Exercise-based rehabilitation for coronary heart disease
October 23. 2000
The burden of cardiovascular disease world-wide is one of great concern to patients and health care agencies alike. Cardiac rehabilitation aims to restore patients with heart disease to health through exercise only based rehabilitation or comprehensive cardiac rehabilitation.
To determine the effectiveness of exercise only or exercise as part of a comprehensive cardiac rehabilitation programme on the mortality, morbidity, health-related quality of life (HRQoL) and modifiable cardiac risk factors of patients with coronary heart disease.
Electronic databases were searched for randomised controlled trials, using standardised trial filters, from the earliest date available to December 31st 1998.
Men and women of all ages, in hospital or community settings, who have had myocardial infarction, coronary artery bypass graft or percutaneous transluminal coronary angioplasty, or who have angina pectoris or coronary artery disease defined by angiography.
Data collection and analysis
Studies were selected independently by two reviewers, and data extracted independently. Authors were contacted where possible to obtain missing information.
This systematic review has allowed analysis of an increased number of patients from approximately 4500 in earlier meta-analyses to 8440 (7683 contributing to the total mortality outcome).
The pooled effect estimate for total mortality for the exercise only intervention shows a 27% reduction in all cause mortality (random effects model OR 0.73 95% confidence interval 0.54 to 0.98). Comprehensive cardiac rehabilitation reduced all cause mortality, but to a lesser degree (OR 0.87 95% confidence interval 0.71 to 1.05). Total cardiac mortality was reduced by 31% (random effects model OR 0.69 95% confidence interval 0.51 to 0.94) and 26% (random effects model OR 0.74 95% confidence interval 0.57 to 0.96) in the exercise only and comprehensive cardiac rehabilitation groups respectively. We found no evidence of an effect of the interventions on the occurrence of non-fatal myocardial infarction. There was a significant net reduction in total cholesterol (pooled WMD random effects model -0.57 mmol/l 95% confidence interval -0.83 to -0.31) and LDL (pooled WMD random effects model -0.51 mmol/l 95% confidence interval-0.82 -0.19) in the comprehensive cardiac rehabilitation group.
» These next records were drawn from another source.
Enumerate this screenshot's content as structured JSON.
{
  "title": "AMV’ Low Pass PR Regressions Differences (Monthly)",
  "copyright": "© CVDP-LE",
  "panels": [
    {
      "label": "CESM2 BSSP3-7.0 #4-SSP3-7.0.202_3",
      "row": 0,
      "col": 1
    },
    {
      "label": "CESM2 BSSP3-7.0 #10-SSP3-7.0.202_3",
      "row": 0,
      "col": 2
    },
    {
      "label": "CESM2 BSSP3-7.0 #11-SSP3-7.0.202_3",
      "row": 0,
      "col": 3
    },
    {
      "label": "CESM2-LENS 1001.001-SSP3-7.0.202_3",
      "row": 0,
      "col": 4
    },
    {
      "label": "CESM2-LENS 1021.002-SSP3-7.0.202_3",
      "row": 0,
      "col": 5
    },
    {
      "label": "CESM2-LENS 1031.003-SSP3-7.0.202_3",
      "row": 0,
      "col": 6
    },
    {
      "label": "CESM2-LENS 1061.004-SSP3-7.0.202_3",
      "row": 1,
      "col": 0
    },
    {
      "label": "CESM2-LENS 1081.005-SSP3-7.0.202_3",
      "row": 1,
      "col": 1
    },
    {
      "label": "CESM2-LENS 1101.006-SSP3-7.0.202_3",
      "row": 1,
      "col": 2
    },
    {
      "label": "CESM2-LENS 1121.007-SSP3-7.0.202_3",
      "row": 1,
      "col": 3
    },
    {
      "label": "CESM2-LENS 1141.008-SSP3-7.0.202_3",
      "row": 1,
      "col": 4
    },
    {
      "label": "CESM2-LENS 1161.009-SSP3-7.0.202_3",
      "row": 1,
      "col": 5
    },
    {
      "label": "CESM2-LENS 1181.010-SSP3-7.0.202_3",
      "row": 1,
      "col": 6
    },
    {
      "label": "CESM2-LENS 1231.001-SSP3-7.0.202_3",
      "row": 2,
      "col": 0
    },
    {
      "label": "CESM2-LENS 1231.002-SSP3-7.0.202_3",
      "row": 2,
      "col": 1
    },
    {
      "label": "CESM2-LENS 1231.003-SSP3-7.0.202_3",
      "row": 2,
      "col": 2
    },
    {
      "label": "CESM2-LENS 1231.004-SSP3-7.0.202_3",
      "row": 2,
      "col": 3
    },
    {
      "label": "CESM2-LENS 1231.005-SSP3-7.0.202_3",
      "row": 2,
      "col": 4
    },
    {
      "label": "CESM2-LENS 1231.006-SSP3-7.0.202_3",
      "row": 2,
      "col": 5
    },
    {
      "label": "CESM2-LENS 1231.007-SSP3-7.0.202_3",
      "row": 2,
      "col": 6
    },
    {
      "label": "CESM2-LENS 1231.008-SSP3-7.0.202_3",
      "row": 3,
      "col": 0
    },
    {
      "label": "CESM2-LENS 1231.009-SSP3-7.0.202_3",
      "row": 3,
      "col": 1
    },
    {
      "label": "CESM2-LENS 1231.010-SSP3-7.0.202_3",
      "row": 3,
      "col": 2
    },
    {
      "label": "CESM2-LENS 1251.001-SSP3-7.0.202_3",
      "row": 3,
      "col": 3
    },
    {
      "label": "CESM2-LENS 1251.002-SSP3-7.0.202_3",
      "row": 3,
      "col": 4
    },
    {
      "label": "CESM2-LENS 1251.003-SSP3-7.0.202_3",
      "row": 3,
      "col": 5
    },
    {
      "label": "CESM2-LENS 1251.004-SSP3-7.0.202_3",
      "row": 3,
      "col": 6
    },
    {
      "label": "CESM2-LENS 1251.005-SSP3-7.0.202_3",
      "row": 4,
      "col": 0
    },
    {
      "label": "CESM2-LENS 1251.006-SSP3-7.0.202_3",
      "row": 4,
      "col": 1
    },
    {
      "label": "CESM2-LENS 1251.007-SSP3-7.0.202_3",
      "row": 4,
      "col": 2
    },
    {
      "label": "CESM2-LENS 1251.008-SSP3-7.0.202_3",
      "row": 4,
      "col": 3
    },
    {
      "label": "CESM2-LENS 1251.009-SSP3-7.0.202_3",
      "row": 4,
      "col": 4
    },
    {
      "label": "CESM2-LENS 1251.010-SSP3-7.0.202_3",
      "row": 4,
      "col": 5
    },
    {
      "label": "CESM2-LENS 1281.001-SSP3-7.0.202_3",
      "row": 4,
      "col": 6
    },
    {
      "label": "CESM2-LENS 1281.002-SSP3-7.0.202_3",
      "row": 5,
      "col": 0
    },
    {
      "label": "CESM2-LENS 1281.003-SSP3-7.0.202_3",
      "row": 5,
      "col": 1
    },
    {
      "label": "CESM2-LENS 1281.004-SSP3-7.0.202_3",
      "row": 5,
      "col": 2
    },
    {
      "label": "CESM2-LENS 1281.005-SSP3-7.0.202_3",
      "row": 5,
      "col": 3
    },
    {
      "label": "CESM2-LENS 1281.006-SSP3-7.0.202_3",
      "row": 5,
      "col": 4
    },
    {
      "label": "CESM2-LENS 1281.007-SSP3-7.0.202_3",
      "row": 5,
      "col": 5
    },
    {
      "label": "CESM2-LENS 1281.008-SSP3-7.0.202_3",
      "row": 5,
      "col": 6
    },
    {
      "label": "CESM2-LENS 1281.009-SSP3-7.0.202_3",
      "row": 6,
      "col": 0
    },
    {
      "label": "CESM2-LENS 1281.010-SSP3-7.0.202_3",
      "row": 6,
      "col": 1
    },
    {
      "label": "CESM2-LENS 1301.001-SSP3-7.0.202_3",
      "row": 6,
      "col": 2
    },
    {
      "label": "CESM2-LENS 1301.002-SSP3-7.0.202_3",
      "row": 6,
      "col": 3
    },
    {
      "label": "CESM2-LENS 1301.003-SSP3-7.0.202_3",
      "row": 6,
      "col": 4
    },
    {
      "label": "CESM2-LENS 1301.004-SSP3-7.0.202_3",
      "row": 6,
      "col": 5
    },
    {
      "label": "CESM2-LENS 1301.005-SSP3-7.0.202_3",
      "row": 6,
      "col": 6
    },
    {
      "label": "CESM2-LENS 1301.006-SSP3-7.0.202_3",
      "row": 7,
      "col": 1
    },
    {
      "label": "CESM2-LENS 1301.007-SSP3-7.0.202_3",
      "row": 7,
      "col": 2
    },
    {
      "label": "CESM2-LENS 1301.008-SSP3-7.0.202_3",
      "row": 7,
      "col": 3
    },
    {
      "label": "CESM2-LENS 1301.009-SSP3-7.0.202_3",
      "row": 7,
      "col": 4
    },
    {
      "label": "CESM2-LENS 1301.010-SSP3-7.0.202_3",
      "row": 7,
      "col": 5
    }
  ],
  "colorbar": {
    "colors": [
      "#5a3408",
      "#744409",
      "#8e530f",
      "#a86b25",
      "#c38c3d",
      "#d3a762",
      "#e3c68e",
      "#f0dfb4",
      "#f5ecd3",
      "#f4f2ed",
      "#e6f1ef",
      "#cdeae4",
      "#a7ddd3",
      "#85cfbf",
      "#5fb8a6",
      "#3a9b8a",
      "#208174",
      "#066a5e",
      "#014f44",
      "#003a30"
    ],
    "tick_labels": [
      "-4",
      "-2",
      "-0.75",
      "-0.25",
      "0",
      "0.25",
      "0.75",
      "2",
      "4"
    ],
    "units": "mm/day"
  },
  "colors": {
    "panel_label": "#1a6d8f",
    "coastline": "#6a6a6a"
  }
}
Exercise-based cardiac rehabilitation is effective in reducing cardiac deaths. It is not clear from this review whether exercise only or a comprehensive cardiac rehabilitation intervention is more beneficial. The population studied in this review is still predominantly male, middle aged and low risk. Identification of the ethnic origin of the participants was seldom reported. It is possible that patients who would have benefited most from the intervention were excluded from the trials on the grounds of age, sex or co-morbidity.